Apart from mindfulness, the Buddha recommends five ways to remove distracting thoughts, which you can read about here. What works for you may depend on your temperament.
Letting Go of Repressed Dukkha
A process I find effective for dealing with old negative emotions is this:
1. Returning to familiar conditions in which the trauma took place can cause these old emotions to resurface. So if a situation is too triggering, remove yourself from it to prevent unwholesome speech and action.
2. Find a way to calm down. Interestingly, Ajahn Munindo suggests that meditation might not be that helpful at this time. If you’re completely agitated but try to meditate, you might just be mentally proliferating the whole time. Or you might just be tranquillizing yourself and not feeling your emotions – making it a form of spiritual bypass! What has worked for me is doing something physical with that energy, such as taking a long walk.
3. When you’re calm enough, receive the emotion. Let yourself feel all of it. If you need to cry, cry. If you need to vent, do it with a trustworthy friend. I remember a story by Ajahn Sumedho, who had so much aversion towards a particular visitor to the monastery that he sat down one day and just began writing out all his anger –completely unfiltered, not trying to be nice or reasonable or “a good monk” – until there was none left. This is acceptance and release.
4. I find that receiving the emotion comes hand-in-hand with developing insight around it. When your mind is calm enough to look at the situation, you may develop new perspectives and understandings. These “paradigm shifts” are the real good stuff that helps to create lasting “liberation” from the issue. Bit by bit, they help you make sense of the experience and let go of it.
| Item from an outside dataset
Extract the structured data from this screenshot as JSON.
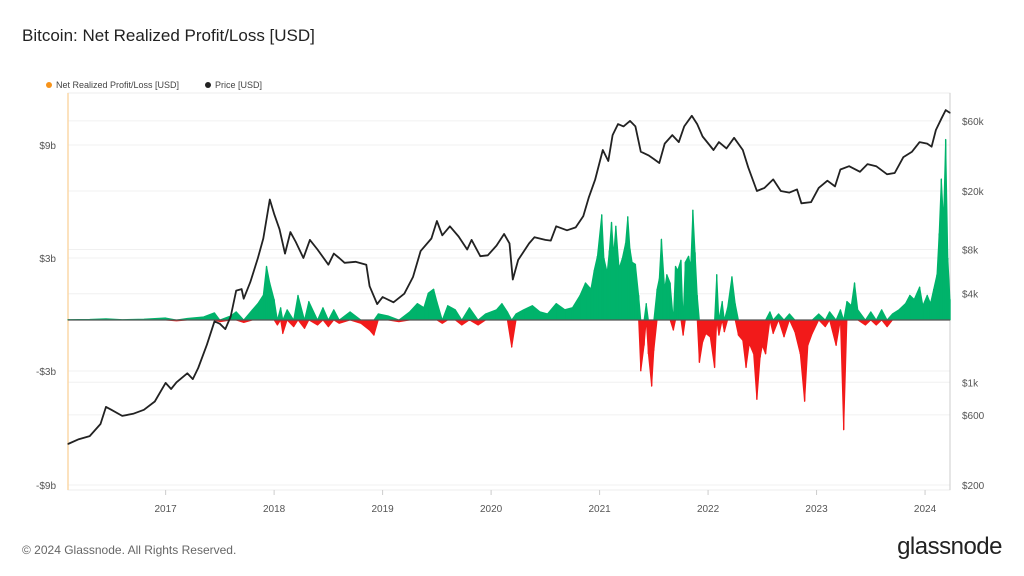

For me, this process usually takes place over a few days. You may also find that you have to go through it multiple times. That’s because, after some time, these habitual mindsets that we carry can become cemented in the psyche, becoming our “default mode”. Reframing these thoughts can thus be very challenging – so don’t be afraid to even seek guidance from a therapist.
To quote Yung Pueblo again, “If the pain was deep, you will have to let it go many times… Letting go is not a one-time event, it is a habit that requires constant repetition to become strong. Sometimes the reaction to the pain is so deep that you will have to observe and release the tension repeatedly to fully cleanse the wound.”
With each cycle, you might find that you let go a little bit more.
- If you realise that something within your heart is unresolved, the first step is to let it come to the surface. Practice loving-acceptance.
- Recognise your triggers and set boundaries for yourself. If certain situations are too much to handle, remove yourself from them. When you feel stronger, you may test the waters further in the future – but for now, protect your mind.
- Having to deal with old trauma may feel like you’re regressing, but it is actually progress. Be patient and kind with yourself throughout this (often painful but rewarding) process.